Cela étant, copropriétaires d’un bien immobilier, les deux
frères devront se répartir les frais d’administration, de gestion et les
charges relatifs à celui-ci. L’autorité de protection devra veiller à ce que
les comptes de gestion de l’immeuble soient inclus dans les comptes de
curatelle, de manière claire et détaillée. Tout risque que le curateur
désigné ne fasse prévaloir ses intérêts avant ceux de son frère pourra
ainsi, en principe, être écarté et, dans le cas contraire, A.S.________ pourra
user de la voie de recours de l’art. 649 CC pour faire sauvegarder ses
droits.
3.En conclusion, le recours doit être admis et la décision
réformée aux chiffres IV et VI de son dispositif en ce sens que D.S.,
domicilié Avenue [...], à [...], est nommé en qualité de curateur (IV) et qu’il
est invité à remettre au juge, dans un délai de vingt jours dès notification
de dite décision, un budget annuel et à soumettre les comptes
annuellement à l’approbation du juge, avec un rapport sur son activité et
sur l’évolution de la situation d’A.S. (VI). La décision est confirmée
pour le surplus.
-
15 -
Le présent arrêt peut être rendu sans frais judiciaires (art. 74a
al. 4 TFJC [tarif des frais judiciaires civils du 28 septembre 2010, RSV
270.11.5]).
Par ces motifs,
la Chambre des curatelles du Tribunal cantonal,
statuant à huis clos,
p r o n o n c e :
I. Le recours est admis.
II. La décision est réformée aux chiffres IV et VI de son dispositif
comme suit :
IV. nomme D.S., domicilié [...] à [...], en qualité de
curateur ;
VI. invite D.S. à remettre au juge, dans un délai de
vingt jours dès notification de la présente décision, un budget
annuel et à soumettre les comptes annuellement à
l’approbation du juge de céans, avec un rapport sur son
activité et sur l’évolution de la situation d’A.S.________.

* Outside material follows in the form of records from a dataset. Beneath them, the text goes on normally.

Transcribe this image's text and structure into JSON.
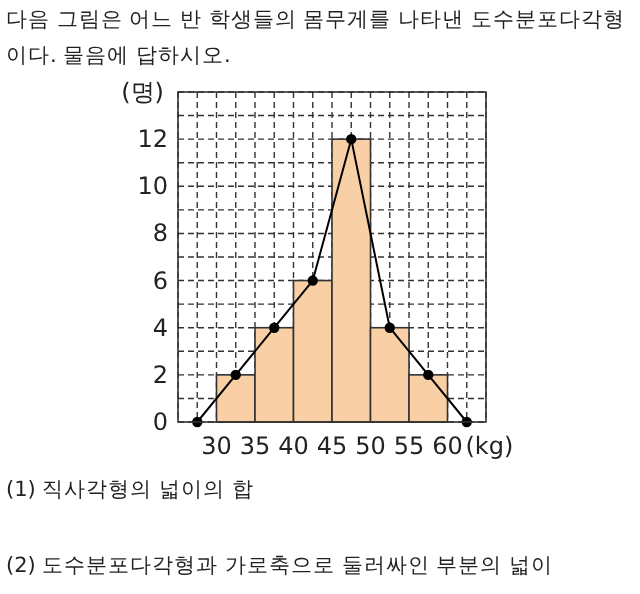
{
  "chart_data": {
    "type": "histogram",
    "title": "다음 그림은 어느 반 학생들의 몸무게를 나타낸 도수분포다각형이다. 물음에 답하시오.",
    "xlabel": "(kg)",
    "ylabel": "(명)",
    "bins": [
      30,
      35,
      40,
      45,
      50,
      55,
      60
    ],
    "values": [
      2,
      4,
      6,
      12,
      4,
      2
    ],
    "color": "#f9cfa6",
    "series": [
      {
        "type": "line",
        "x": [
          27.5,
          32.5,
          37.5,
          42.5,
          47.5,
          52.5,
          57.5,
          62.5
        ],
        "values": [
          0,
          2,
          4,
          6,
          12,
          4,
          2,
          0
        ],
        "color": "#000000",
        "marker": "circle"
      }
    ],
    "xlim": [
      25,
      65
    ],
    "ylim": [
      0,
      14
    ],
    "xticks": [
      {
        "value": 25,
        "label": null
      },
      {
        "value": 27.5,
        "label": null
      },
      30,
      {
        "value": 32.5,
        "label": null
      },
      35,
      {
        "value": 37.5,
        "label": null
      },
      40,
      {
        "value": 42.5,
        "label": null
      },
      45,
      {
        "value": 47.5,
        "label": null
      },
      50,
      {
        "value": 52.5,
        "label": null
      },
      55,
      {
        "value": 57.5,
        "label": null
      },
      60,
      {
        "value": 62.5,
        "label": null
      },
      {
        "value": 65,
        "label": null
      }
    ],
    "yticks": [
      0,
      {
        "value": 1,
        "label": null
      },
      2,
      {
        "value": 3,
        "label": null
      },
      4,
      {
        "value": 5,
        "label": null
      },
      6,
      {
        "value": 7,
        "label": null
      },
      8,
      {
        "value": 9,
        "label": null
      },
      10,
      {
        "value": 11,
        "label": null
      },
      12,
      {
        "value": 13,
        "label": null
      },
      {
        "value": 14,
        "label": null
      }
    ],
    "grid": true,
    "annotations": [
      "(1) 직사각형의 넓이의 합",
      "(2) 도수분포다각형과 가로축으로 둘러싸인 부분의 넓이"
    ]
  }
}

Elle est confirmée pour le surplus.
III. L’arrêt est rendu sans frais.
IV. L’arrêt motivé est exécutoire.
La présidente :La greffière :
-
16 -
Du 28 janvier 2015
Le dispositif de l'arrêt qui précède est communiqué par écrit
aux intéressés.
La greffière :
Du
L'arrêt qui précède, dont la rédaction a été approuvée à huis
clos, est notifié à :
-Me Olivier Bastian (pour A.S.________ et B.S.),
-D.S.,
-
P.________,
-
C.________,
-
Me E.________,
et communiqué à :
-Justice de paix du district de Lausanne,
par l'envoi de photocopies.
-
17 -
Le présent arrêt peut faire l'objet d'un recours en matière
civile devant le Tribunal fédéral au sens des art. 72 ss LTF (loi du 17 juin
2005 sur le Tribunal fédéral – RS 173.110), cas échéant d'un recours
constitutionnel subsidiaire au sens des art. 113 ss LTF. Ces recours doivent
être déposés devant le Tribunal fédéral dans les trente jours qui suivent la
présente notification (art. 100 al. 1 LTF).